Time to crawl into my bitty kitty carrier and pout, ‘cause there’s nothing I can do about any of it. Powerless.
As I write this, it’s the second day of 2022. I’m aligned once again with that first photo’s emotion. “Let’s see where this new start goes…” I’ve set some new schedules for writing and the day job juggle.
Little Miss Muse is psyched out of her lavender-loving mind. The story ideas are pouring out of her faster than my fingers can type them down on the to-do list.
(Little Miss Muse also likes it when Cass comes for a visit. Their energy levels are a match made in heaven. Never stopping. Mess-making. Constant motion. Never sleeping. Cass and Little Miss are soul mates. At least until Cass’s life is forever, uh, altered.)
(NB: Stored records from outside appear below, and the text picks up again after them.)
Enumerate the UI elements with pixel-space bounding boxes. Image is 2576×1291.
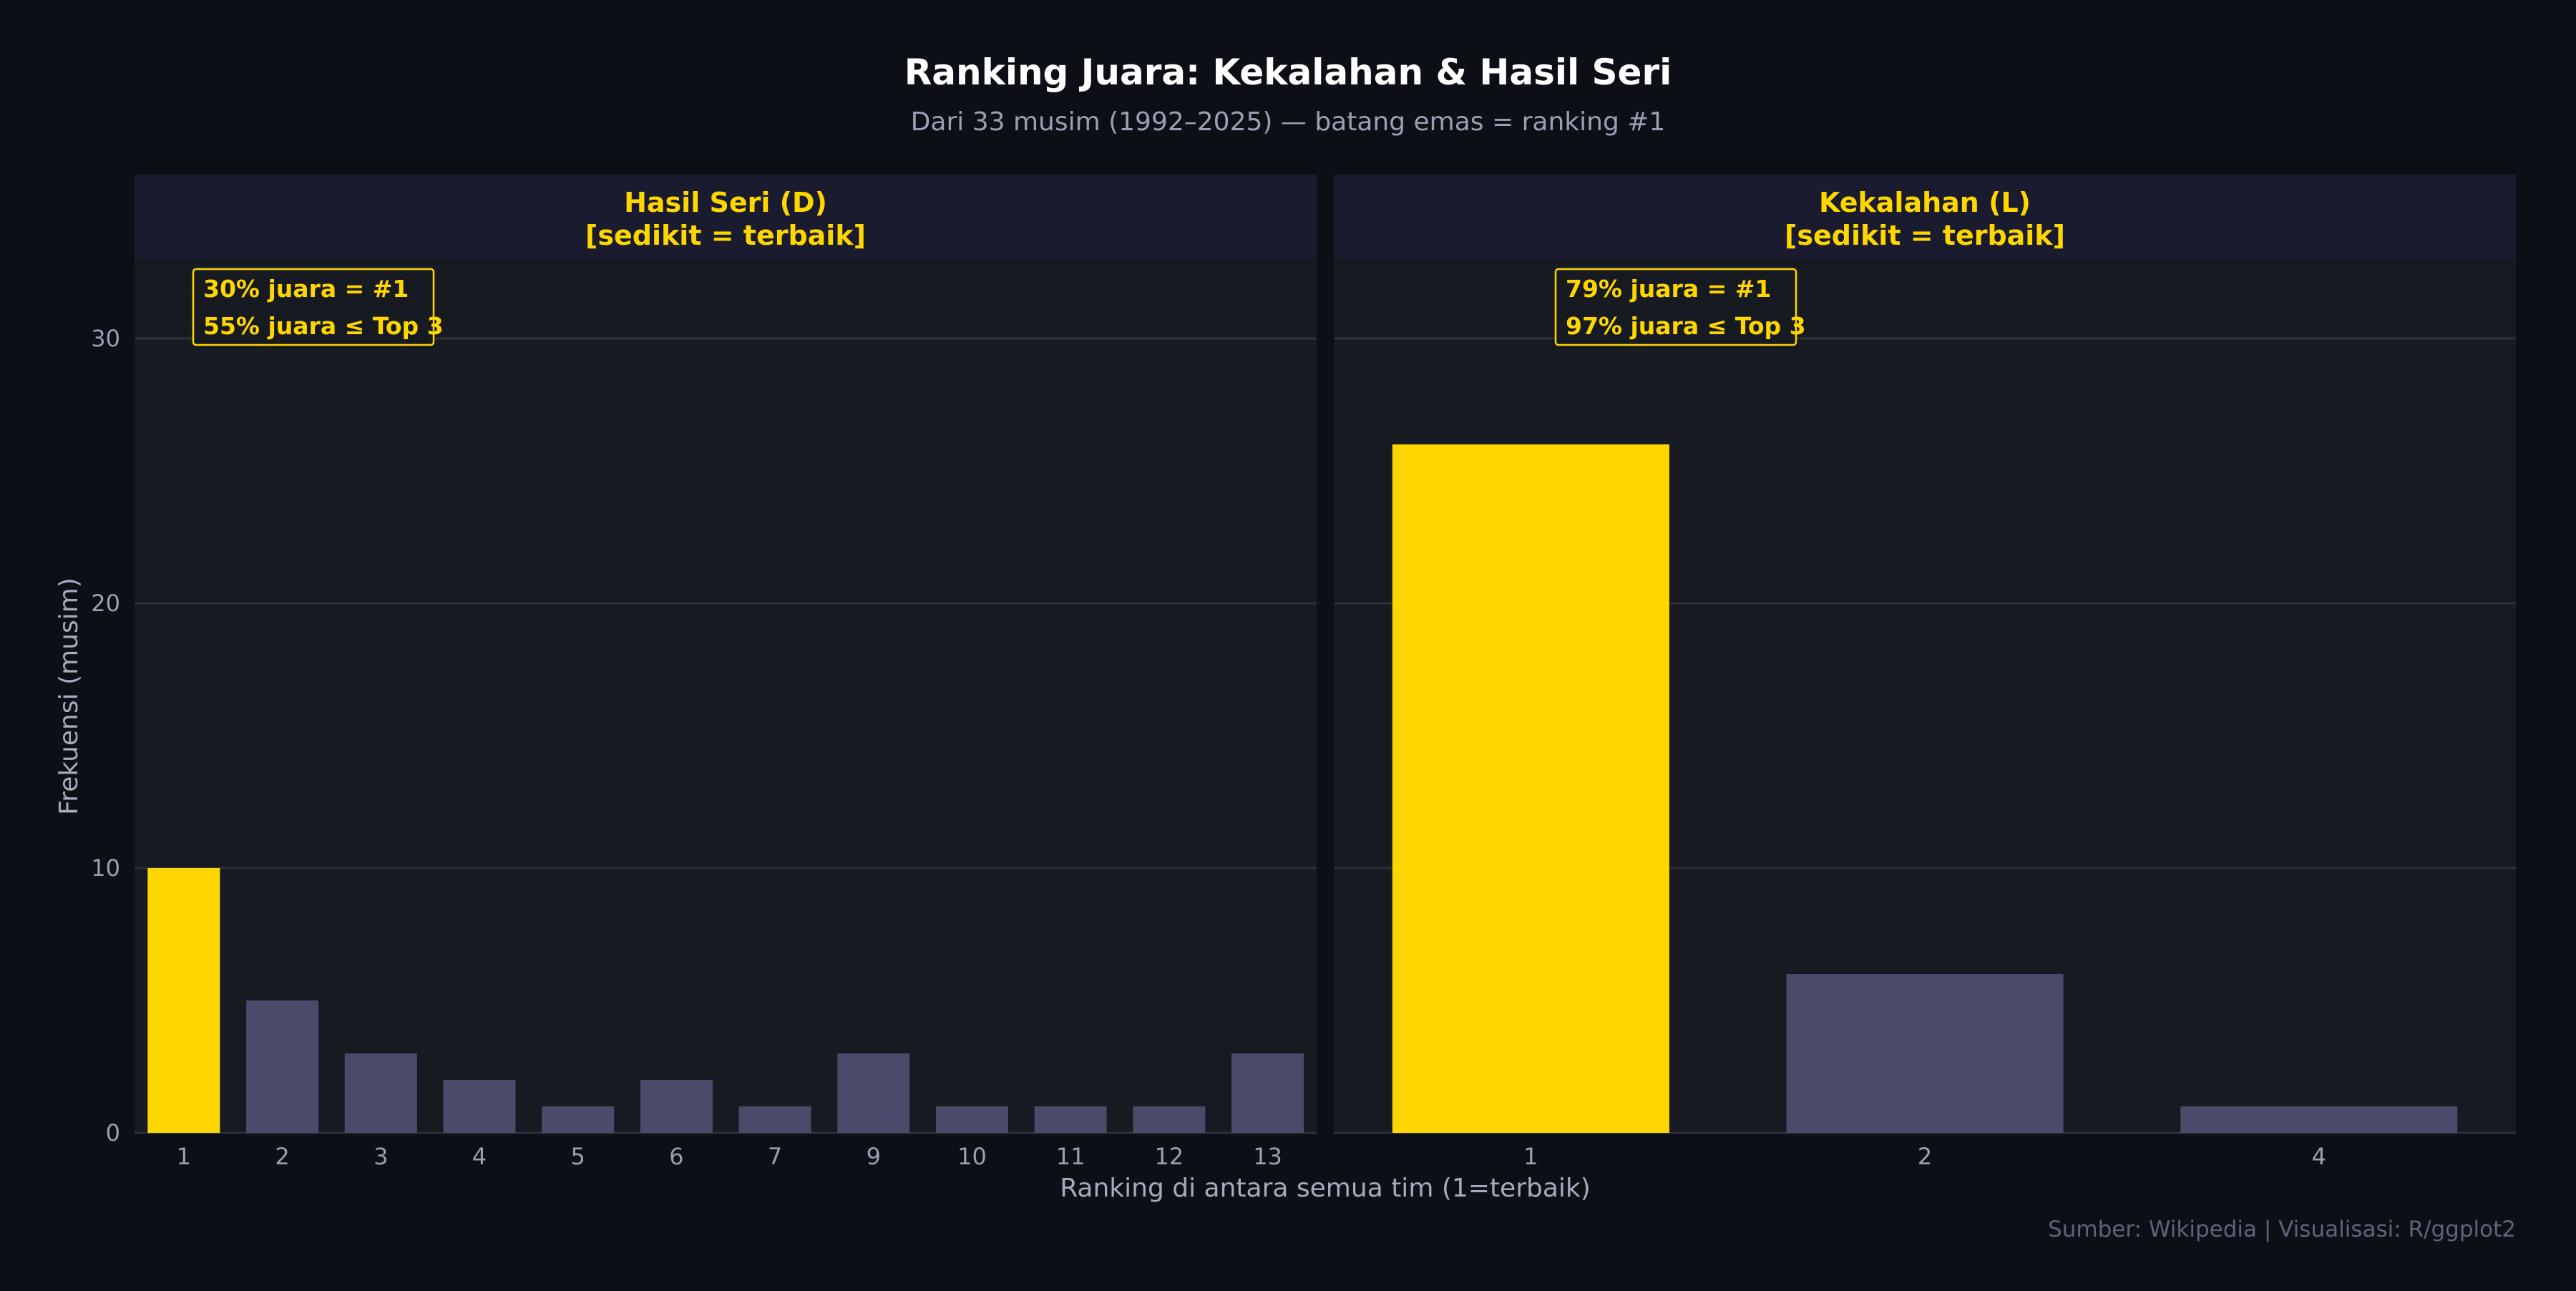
bar-rank-6 [640, 1080, 713, 1133]
bar-rank-3 [344, 1053, 417, 1133]
x-tick-label: 9 [867, 1143, 881, 1170]
bar-rank-10 [935, 1106, 1008, 1133]
bar-rank-9 [837, 1053, 910, 1133]
bar-rank-4 [2180, 1106, 2458, 1133]
x-tick-label: 6 [669, 1143, 683, 1170]
chart-title: Ranking Juara: Kekalahan & Hasil Seri [904, 52, 1672, 93]
y-tick-label: 0 [106, 1119, 120, 1146]
x-tick-label: 1 [1523, 1143, 1538, 1170]
facet-panel-2: Kekalahan (L)[sedikit = terbaik] 1 2 4 79% j… [1334, 175, 2516, 1170]
bar-rank-11 [1034, 1106, 1107, 1133]
x-tick-label: 5 [570, 1143, 585, 1170]
facet-strip [135, 175, 1317, 259]
bar-rank-12 [1133, 1106, 1206, 1133]
annotation-box [192, 268, 435, 346]
x-axis-title: Ranking di antara semua tim (1=terbaik) [1060, 1174, 1591, 1203]
facet-strip [1334, 175, 2516, 259]
facet-panel-1: Hasil Seri (D)[sedikit = terbaik] 0 10 20 30… [91, 175, 1317, 1170]
source-caption: Sumber: Wikipedia | Visualisasi: R/ggplo… [2048, 1217, 2516, 1242]
x-tick-label: 11 [1056, 1143, 1085, 1170]
x-tick-label: 1 [177, 1143, 191, 1170]
annotation-line: 79% juara = #1 [1566, 275, 1771, 303]
x-tick-label: 4 [472, 1143, 487, 1170]
annotation-line: 55% juara ≤ Top 3 [203, 312, 444, 340]
x-tick-label: 2 [1918, 1143, 1932, 1170]
facet-panels: Hasil Seri (D)[sedikit = terbaik]0102030… [91, 175, 2516, 1170]
facet-strip-label: Hasil Seri (D) [624, 187, 827, 218]
facet-strip-label: Kekalahan (L) [1819, 187, 2031, 218]
x-tick-label: 13 [1253, 1143, 1282, 1170]
y-tick-label: 30 [91, 325, 120, 352]
bar-rank-4 [443, 1080, 516, 1133]
x-tick-label: 4 [2312, 1143, 2326, 1170]
bar-rank-13 [1231, 1053, 1304, 1133]
bar-rank-1 [1392, 444, 1669, 1133]
panel-background [135, 259, 1317, 1133]
x-tick-label: 10 [957, 1143, 987, 1170]
y-axis-title: Frekuensi (musim) [54, 578, 84, 815]
facet-strip-label: [sedikit = terbaik] [1785, 220, 2065, 251]
chart-subtitle: Dari 33 musim (1992–2025) — batang emas … [911, 107, 1666, 137]
x-tick-label: 12 [1154, 1143, 1184, 1170]
facet-strip-label: [sedikit = terbaik] [585, 220, 866, 251]
bar-rank-2 [246, 1000, 319, 1133]
bar-rank-1 [147, 868, 220, 1133]
annotation-line: 30% juara = #1 [203, 275, 409, 303]
bar-rank-5 [542, 1106, 615, 1133]
y-tick-label: 20 [91, 590, 120, 617]
annotation-line: 97% juara ≤ Top 3 [1566, 312, 1806, 340]
bar-rank-7 [738, 1106, 811, 1133]
y-tick-label: 10 [91, 854, 120, 882]
bar-rank-2 [1786, 974, 2064, 1133]
x-tick-label: 7 [768, 1143, 782, 1170]
annotation-box [1554, 268, 1797, 346]
x-tick-label: 2 [275, 1143, 289, 1170]
x-tick-label: 3 [374, 1143, 388, 1170]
I’m feeling better since New Doc Guy has adjusted some things. I’ve set some personal health milestones for 2022, and with the help of New Doc Guy (and a few attitude adjustments from the Back Guy), I’m looking forward to more progress.
I’ve promised Adult-ish Male Child that I will complete Supernatural this year. That’s a lot of ghostbusting, but alas. He’s been on my case for years, and I can’t seem to get out of Season 1. He promises things get better.
We discussed how to do more of those “Happy on Purpose” moments in 2022.
Here’s to 2022 and all the progress and forward momentum it can bring. Praying/hoping/wishing any and all snip-snip events remain at bay, for alas. We are just wee little humans with little control over anyone else’s scalpels.